Search code examples
cassandranodetool

Cassandra 2.1 changing snitch from EC2Snitch to GossipingPropertyFileSnitch


Currently we have used EC2Snitch using two AZs in a single AWS region. The goal was to provide resiliency even when one AZ is not available. Most data are replicated with RF=2, so each AZ gets a copy based on Ec2Snitch.

Now we have come to a conclusion to move to GossipingPropertyFileSnitch. Reason primarily is that we have realized that one AZ going down is a remote occurrence and even if it happens, there are other systems in our stack that don't support this; so eventually whole app goes down if that happens.

Other reason is that with EC2Snitch and two AZs, we had to scale in factor of 2 (one in each AZ). With GossipingPropertyFileSnitch using just one rack, we can scale in factor of 1.

When we change this snitch setting, will the topology change? I want to avoid having a need to run nodetool repair. We always had failures with running nodetool repair and it runs forever.


Solution

  • Whether the topology changes depends on how you carry out the change. If you assign the same logical dc and rack to the node as what it's currently configured to, you shouldn't get a topology change.

    You have to match the rack to the AZ after updating to GossipingPropertyFileSnitch. You need to do a rolling restart for the re-configuration to take place.

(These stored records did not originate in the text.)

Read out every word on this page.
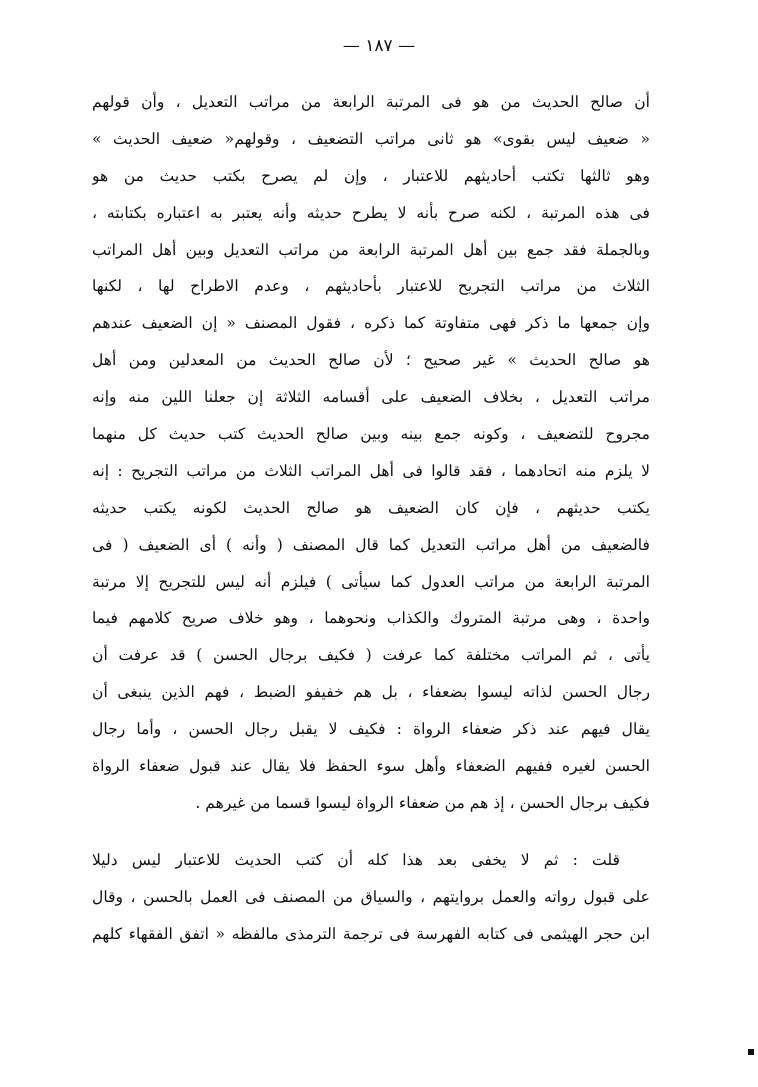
— ١٨٧ —
أن صالح الحديث من هو فى المرتبة الرابعة من مراتب التعديل ، وأن قولهم
« ضعيف ليس بقوى» هو ثانى مراتب التضعيف ، وقولهم« ضعيف الحديث »
وهو ثالثها تكتب أحاديثهم للاعتبار ، وإن لم يصرح بكتب حديث من هو
فى هذه المرتبة ، لكنه صرح بأنه لا يطرح حديثه وأنه يعتبر به اعتباره بكتابته ،
وبالجملة فقد جمع بين أهل المرتبة الرابعة من مراتب التعديل وبين أهل المراتب
الثلاث من مراتب التجريح للاعتبار بأحاديثهم ، وعدم الاطراح لها ، لكنها
وإن جمعها ما ذكر فهى متفاوتة كما ذكره ، فقول المصنف « إن الضعيف عندهم
هو صالح الحديث » غير صحيح ؛ لأن صالح الحديث من المعدلين ومن أهل
مراتب التعديل ، بخلاف الضعيف على أقسامه الثلاثة إن جعلنا اللين منه وإنه
مجروح للتضعيف ، وكونه جمع بينه وبين صالح الحديث كتب حديث كل منهما
لا يلزم منه اتحادهما ، فقد قالوا فى أهل المراتب الثلاث من مراتب التجريح : إنه
يكتب حديثهم ، فإن كان الضعيف هو صالح الحديث لكونه يكتب حديثه
فالضعيف من أهل مراتب التعديل كما قال المصنف ( وأنه ) أى الضعيف ( فى
المرتبة الرابعة من مراتب العدول كما سيأتى ) فيلزم أنه ليس للتجريح إلا مرتبة
واحدة ، وهى مرتبة المتروك والكذاب ونحوهما ، وهو خلاف صريح كلامهم فيما
يأتى ، ثم المراتب مختلفة كما عرفت ( فكيف برجال الحسن ) قد عرفت أن
رجال الحسن لذاته ليسوا بضعفاء ، بل هم خفيفو الضبط ، فهم الذين ينبغى أن
يقال فيهم عند ذكر ضعفاء الرواة : فكيف لا يقبل رجال الحسن ، وأما رجال
الحسن لغيره ففيهم الضعفاء وأهل سوء الحفظ فلا يقال عند قبول ضعفاء الرواة
فكيف برجال الحسن ، إذ هم من ضعفاء الرواة ليسوا قسما من غيرهم .
قلت : ثم لا يخفى بعد هذا كله أن كتب الحديث للاعتبار ليس دليلا
على قبول رواته والعمل بروايتهم ، والسياق من المصنف فى العمل بالحسن ، وقال
ابن حجر الهيثمى فى كتابه الفهرسة فى ترجمة الترمذى مالفظه « اتفق الفقهاء كلهم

    Example cassandra-rackdc.properties for 2 nodes in 1 dc across 2 AZs:

    # node=10.0.0.1, dc=first, AZ=1
    dc_suffix=first
    # Becomes
    dc=first
    rack=1
    
    # node=10.0.0.2, dc=first, AZ=2
    dc_suffix=first
    # Becomes
    dc=first
    rack=2
    

    On a side note you need to explore why repairs are failing. Unfortunately they are very important for cluster health.